In 2018, three people suffered shark bites in Cid Harbour, the Whitsundays (Queensland, Australia). The region had no history of negative shark interactions, and little was known about the shark community. The context of the three incidents was extremely unusual: the first two bites occurred within 24 hours of each other. The third, a fatal bite, followed six weeks later. Particularly unusual was that all bites occurred within a very small area (estimated to be the size of a football field), and people were bitten almost instantly upon entering the water. Following the third bite, the Queensland Government implemented a plan to improve safety.
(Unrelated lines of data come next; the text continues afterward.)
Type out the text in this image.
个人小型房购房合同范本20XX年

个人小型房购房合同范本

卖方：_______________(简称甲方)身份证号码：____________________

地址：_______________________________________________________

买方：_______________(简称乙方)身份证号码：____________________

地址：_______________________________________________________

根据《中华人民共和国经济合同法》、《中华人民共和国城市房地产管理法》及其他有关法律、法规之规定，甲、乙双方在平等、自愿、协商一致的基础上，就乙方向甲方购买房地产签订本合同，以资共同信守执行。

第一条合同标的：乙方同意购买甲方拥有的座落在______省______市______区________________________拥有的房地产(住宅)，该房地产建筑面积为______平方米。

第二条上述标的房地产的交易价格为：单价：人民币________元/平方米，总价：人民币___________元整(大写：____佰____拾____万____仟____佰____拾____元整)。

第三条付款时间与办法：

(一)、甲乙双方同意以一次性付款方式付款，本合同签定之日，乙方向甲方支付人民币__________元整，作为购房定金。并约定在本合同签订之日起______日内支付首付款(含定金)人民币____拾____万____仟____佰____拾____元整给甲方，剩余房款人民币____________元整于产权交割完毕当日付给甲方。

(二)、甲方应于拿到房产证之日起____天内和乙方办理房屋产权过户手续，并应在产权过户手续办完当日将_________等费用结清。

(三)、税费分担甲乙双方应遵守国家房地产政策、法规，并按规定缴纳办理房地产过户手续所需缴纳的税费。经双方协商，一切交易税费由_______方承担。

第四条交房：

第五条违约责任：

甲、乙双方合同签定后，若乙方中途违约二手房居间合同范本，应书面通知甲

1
The plan included commissioning research into shark prevalence and behaviour in Cid Harbour, including a social science study to understand human behaviours, awareness and perceptions in relation to ‘Shark Smart’ practices.

In our study, we describe and evaluate the research conducted in response to the Cid Harbour shark bite incidents. We used fishing, satellite and acoustic tracking, camera and side-scan sonar methods to identify the shark species using Cid Harbour, describe habitat use and residency, and assess prey availability.

Overall, we did not find anything unusual about the shark community that could have contributed to the shark bite cluster. However, information from the social science study, which included surveys and discussions with various local stakeholders (fishers, community groups, management agencies, and the tourism industry) suggested that the regular dumping of food/fish scraps overboard while at anchorages could have could have contributed to the shark bites. This means that any species capable of biting humans (or even multiple species) could have been responsible. In addition, stakeholders voiced concerns about the overlap in activities in the harbour. For example, people swam and snorkelled in areas also used for fishing and where food/fish scraps were regularly dumped from liveaboard boats. Together, these two human-related factors could have contributed to the Cid Harbour shark bite incidents. The eradication of activities that attract sharks in areas used for in-water activities such as swimming and snorkelling may therefore reduce the risk of future shark bites.